29 Nisan 2014 Salı

GEZİ’NİN MEŞALESİNİ 1 MAYIS’A TAŞIYALIM!

Bizden bir şey olmaz, insanlar çok duyarsız, bu düzen değişmez, bu gençliğin kendine hayrı yok ki?”
31 Mayıs akşamına kadar çevremizdeki insanların ezici bir çoğunluğu, (hattâ belki biz de!) bu cümleleri ne kadar sık kuruyordu! Oysa Gezi Ayaklanması’ndan sonra bu cümleler neredeyse pek kurulmaz oldu, çünkü sokağa çıktığımızda ülkenin gündemini değiştirebileceğimizi, en küçük demokratik hakkımızı bile elimizden alan, hayatımızın her alanına müdahale eden AKP hükümetinin kurduğu polis diktatörlüğüne karşı mücadele verebileceğimizi gördük.
Gezi’nin bir TEKEL’e dönüşmesinden korkan, diktatör başbakan değil miydi?
İşte şimdi patronlara ve onların hükümetine korku salan mücadele bayrağımızı yükseltmenin zamanıdır!
Bu daha başlangıç mücadeleye devam! Hep bunu haykırdık. Şimdi de 1 Mayıs’ta haykırmanın zamanıdır!
Ülke tarihinin en şaibeli seçiminde yapılan sahtekârlıkların, Gezi Direnişi’nde katledilen canlarımızın, iş cinayetlerinin ve çalınan haklarımızın hesabını sormak, direnen Greif işçilerinin sesine ses katmak, barışın AKP diktatörlüğüyle gelemeyeceğini vurgulamak için mücadele günümüz 1 Mayıs’ta omuz omuza alanlarda olalım.
Bu yıl sen de 1 Mayıs alanında olmalısın:
Çünkü 2013 yılında 1.235 işçi iş cinayetinde yaşamını yitirdi. 2014 yılının ilk üç ayında bu sayı 276 daha arttı. Nisan ayının başında bizim yararımıza yapıldığı iddia edilen 3. Köprü inşaatında 3 işçi öldürüldü. Yukarıdaki veriler sadece kayıtlara geçenler; güvencesiz çalışmanın bu kadar yaygınlaştığı düşünüldüğünde kayıtlara geçmeyen kim bilir kaç kardeşimiz var. Yaşamak için işgücümüzü satmaktan başka seçeneğimiz olmayan bu dünyada hayatta kalabilmek için gittiğimiz işlerimizden tabutlarımız çıkıyor. Bu düzeni değiştirecek sınıf işçi sınıfıdır, ama ne yazık ki sınıfımızın siyaseti çeşitli nedenlerle senelerdir gölgelenmiş durumda. Bu yüzden, bu 1 Mayıs daha da önemli.

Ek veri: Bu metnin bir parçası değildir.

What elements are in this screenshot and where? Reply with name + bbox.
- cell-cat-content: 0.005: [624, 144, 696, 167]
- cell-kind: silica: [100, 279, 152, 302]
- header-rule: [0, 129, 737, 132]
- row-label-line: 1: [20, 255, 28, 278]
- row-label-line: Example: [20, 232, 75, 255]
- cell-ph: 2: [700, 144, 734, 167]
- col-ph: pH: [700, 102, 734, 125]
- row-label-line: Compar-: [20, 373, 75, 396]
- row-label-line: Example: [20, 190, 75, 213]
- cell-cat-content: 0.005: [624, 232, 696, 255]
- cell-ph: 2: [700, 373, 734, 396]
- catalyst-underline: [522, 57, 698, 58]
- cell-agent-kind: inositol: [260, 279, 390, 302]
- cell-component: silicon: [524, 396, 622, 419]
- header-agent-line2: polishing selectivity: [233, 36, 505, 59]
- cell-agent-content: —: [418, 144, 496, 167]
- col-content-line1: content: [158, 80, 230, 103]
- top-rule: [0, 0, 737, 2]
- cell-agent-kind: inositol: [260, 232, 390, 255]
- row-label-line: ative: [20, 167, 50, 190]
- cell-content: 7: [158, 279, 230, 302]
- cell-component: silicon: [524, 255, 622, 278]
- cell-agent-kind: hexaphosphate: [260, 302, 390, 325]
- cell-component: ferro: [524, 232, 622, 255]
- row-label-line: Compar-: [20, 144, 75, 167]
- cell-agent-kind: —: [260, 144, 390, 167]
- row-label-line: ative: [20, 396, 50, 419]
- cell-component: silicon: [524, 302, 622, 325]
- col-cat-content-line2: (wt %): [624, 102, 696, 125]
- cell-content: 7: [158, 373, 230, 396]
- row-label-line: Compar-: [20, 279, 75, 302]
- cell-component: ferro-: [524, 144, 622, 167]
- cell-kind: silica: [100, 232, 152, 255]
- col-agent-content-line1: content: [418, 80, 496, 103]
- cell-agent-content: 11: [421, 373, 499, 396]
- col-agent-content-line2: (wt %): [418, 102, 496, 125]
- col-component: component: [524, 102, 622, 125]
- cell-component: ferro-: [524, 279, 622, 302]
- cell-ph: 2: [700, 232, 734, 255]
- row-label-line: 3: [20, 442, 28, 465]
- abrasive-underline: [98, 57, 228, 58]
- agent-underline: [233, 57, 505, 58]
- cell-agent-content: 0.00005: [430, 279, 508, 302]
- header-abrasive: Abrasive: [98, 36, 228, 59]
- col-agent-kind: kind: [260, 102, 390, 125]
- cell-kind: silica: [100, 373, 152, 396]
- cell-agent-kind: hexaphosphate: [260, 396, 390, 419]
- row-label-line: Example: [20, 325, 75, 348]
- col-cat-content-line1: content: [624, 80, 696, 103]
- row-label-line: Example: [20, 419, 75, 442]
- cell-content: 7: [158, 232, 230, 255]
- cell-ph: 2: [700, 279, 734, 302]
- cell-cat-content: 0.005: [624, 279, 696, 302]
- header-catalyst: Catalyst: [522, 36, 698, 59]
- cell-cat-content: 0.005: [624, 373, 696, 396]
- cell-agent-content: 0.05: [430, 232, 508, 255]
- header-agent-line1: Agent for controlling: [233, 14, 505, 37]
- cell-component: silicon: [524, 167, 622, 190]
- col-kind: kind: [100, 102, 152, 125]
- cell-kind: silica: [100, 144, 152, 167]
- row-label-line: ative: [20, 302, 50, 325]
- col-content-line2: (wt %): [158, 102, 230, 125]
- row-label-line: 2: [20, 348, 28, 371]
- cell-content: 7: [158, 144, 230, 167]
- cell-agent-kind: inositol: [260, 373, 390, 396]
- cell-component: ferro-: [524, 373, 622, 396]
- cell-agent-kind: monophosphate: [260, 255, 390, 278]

Gezi’de binlerce işçi vardık, ama sınıfsal kimliğimizle orada değildik. İşçi kimliğimizi, sınıf kimliğimizi haykırmak, ön plana çıkarmamız gerekiyor.
Barıştan söz ediyorlar...
“Barış”, “sandık” deyip sandıkta tecelli eden iradeyi yok sayan, bir yerel seçim sonucuna bile katlanamayan, bir oylamayı 15 defa saydıran bir hükümetin hiçbir yasal zemine oturtmadığı “barış müzakeresi” bu topraklardaki emekçi halklara nasıl bir barış getirebilir?
Kuşkusuz bu topraklara barış ancak sokaktaki mücadeleyle gelecek. Bizim dâhil olmadığımız, bir diktatörle kapalı kapılar ardında kotarılacak bir “barış”tan kimseye hayır gelmez! 
Tayyip diktatörlüğü, yanı başımızdaki Suriye halkını sarin gazıyla katlediyor. Türkiye'de bugün neredeyse 1 milyona yakın Suriyeli kardeşimiz göç etmeye zorlanmış durumdayken; ucuz, şovenist “AKP'nin uşağı” yaftalamasıyla dışlamak yerine, burjuvaziye karşı verdiğimiz mücadelede onları da saflarımıza çekerek, gerçek enternasyonalizmin ne olduğunu göstermeliyiz. 
İşte tüm bunları haykırmak için 1 Mayıs'ta sokakta olmalıyız.
Yaşasın işçi sınıfının uluslararası birlik, mücadele ve dayanışma günü!
Yaşasın örgütlü militan mücadelemiz!
Sınıfların, sömürünün, ayrımcılığın olmadığı bir dünya için 1 Mayıs’ta alanlara!